Pedal to the Metal

Let the velocity of the race car be $v(t)$ , acceleration be $a(t)$ and jerk $j(t)$ . Then we have:

$\begin{aligned} j(t) & = \frac {da}{dt} = - 2 \\ \implies a(t) & = \int - 2 \ dt = -2t + \color{#3D99F6} C & \small \color{#3D99F6} \text{where }C \text{ is the constant of integration.} \\ a(t) & = -2t + 20 & \small \color{#3D99F6} \text{Since }a(0) = 20 \end{aligned}$

Then $v(t) = \displaystyle \int a(t)\ dt = 20t - t^2$ , since the car starts from rest. The car reaches its maximum is when $a(t) = 20-2t =0$ or $t=10$ and the maximum speed is $v(10) = 20(10)-10^2 = \boxed{100} \text{ m/s}$ .

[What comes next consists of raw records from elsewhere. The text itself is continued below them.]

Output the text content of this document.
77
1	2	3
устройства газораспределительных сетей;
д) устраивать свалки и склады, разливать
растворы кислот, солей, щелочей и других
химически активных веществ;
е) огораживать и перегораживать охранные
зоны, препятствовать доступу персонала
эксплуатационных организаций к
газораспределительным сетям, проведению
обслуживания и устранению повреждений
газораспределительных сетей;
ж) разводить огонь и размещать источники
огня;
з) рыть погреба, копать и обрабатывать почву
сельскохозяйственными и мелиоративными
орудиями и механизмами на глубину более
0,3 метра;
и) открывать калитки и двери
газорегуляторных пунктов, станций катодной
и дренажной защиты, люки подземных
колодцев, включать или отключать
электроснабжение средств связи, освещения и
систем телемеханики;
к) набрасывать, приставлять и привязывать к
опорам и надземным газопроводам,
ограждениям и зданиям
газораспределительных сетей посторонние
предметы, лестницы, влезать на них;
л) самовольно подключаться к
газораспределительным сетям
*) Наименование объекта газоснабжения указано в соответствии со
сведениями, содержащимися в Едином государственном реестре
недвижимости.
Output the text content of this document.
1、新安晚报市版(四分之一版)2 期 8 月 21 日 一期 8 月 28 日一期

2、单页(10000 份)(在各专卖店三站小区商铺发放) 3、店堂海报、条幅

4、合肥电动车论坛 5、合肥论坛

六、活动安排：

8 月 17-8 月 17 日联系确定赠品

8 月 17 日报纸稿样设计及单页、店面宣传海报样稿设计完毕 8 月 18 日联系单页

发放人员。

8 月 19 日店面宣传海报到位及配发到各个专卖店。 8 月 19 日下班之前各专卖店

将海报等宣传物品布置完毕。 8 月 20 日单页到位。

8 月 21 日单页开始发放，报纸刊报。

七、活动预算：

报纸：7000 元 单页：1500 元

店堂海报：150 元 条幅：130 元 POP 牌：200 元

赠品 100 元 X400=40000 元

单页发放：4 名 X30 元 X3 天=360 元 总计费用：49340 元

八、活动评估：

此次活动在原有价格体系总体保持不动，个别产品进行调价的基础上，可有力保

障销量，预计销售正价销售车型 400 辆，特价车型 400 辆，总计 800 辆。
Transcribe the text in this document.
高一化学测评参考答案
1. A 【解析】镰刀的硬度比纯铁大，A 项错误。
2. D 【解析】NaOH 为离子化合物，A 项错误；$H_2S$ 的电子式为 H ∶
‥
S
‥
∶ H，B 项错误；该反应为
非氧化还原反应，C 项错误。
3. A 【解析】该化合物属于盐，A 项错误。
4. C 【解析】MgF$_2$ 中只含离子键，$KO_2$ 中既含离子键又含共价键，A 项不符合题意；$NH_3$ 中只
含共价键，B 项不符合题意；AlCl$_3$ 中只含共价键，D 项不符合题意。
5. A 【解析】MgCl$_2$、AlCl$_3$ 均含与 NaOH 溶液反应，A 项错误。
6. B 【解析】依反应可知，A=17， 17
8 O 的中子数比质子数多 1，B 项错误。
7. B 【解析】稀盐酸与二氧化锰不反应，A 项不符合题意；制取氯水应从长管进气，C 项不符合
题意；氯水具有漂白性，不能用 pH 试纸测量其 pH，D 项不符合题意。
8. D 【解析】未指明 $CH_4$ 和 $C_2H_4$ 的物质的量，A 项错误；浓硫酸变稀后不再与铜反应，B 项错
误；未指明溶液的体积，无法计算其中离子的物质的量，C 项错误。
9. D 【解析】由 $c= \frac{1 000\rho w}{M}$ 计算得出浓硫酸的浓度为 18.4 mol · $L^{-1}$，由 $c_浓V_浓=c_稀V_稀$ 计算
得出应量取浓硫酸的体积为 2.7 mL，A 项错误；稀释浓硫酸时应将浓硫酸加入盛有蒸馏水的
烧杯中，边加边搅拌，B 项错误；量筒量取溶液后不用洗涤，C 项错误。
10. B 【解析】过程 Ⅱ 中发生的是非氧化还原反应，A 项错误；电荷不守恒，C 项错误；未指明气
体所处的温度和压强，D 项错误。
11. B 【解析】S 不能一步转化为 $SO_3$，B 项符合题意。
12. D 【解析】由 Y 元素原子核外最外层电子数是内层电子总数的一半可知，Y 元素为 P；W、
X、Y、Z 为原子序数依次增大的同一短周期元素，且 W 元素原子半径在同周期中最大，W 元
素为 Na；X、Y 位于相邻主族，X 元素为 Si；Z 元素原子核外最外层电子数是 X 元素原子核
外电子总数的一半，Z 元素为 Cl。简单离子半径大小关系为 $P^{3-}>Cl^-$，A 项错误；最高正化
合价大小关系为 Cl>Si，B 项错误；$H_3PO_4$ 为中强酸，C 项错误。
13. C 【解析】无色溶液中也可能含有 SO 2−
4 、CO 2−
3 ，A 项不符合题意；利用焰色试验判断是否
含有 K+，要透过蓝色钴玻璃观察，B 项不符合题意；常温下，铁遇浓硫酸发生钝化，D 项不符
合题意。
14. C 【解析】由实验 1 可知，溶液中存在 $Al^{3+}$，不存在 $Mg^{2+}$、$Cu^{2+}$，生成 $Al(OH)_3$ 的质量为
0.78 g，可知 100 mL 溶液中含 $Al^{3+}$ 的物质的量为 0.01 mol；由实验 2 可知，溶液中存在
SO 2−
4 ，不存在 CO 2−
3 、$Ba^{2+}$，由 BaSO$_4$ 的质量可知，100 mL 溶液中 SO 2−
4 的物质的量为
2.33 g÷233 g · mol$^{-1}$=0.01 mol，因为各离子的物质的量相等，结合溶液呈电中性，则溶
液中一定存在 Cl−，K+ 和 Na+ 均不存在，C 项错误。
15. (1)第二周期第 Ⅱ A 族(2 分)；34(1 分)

Let $v''(t) = -2$ (i) be the racecar's jerk rate (with $v'(0) = 20, v(0) = 0$ as the initial acceleration and velocity respectively). Intergrating (i) once yields:

$v'(t) = -2t + A \Rightarrow v'(t) = -2t + 20$ (ii)

and integrating (ii) once gives:

$v(t) = -t^2 + 20t + B \Rightarrow v(t) = -t^2 + 20t = -(t-10)^2 + 100$ (iii)

The car's velocity is a concave-down parabola with its vertex at $(v,t) = (100, 10)$ . Hence, the maximum velocity is $\boxed{100}$ m/s.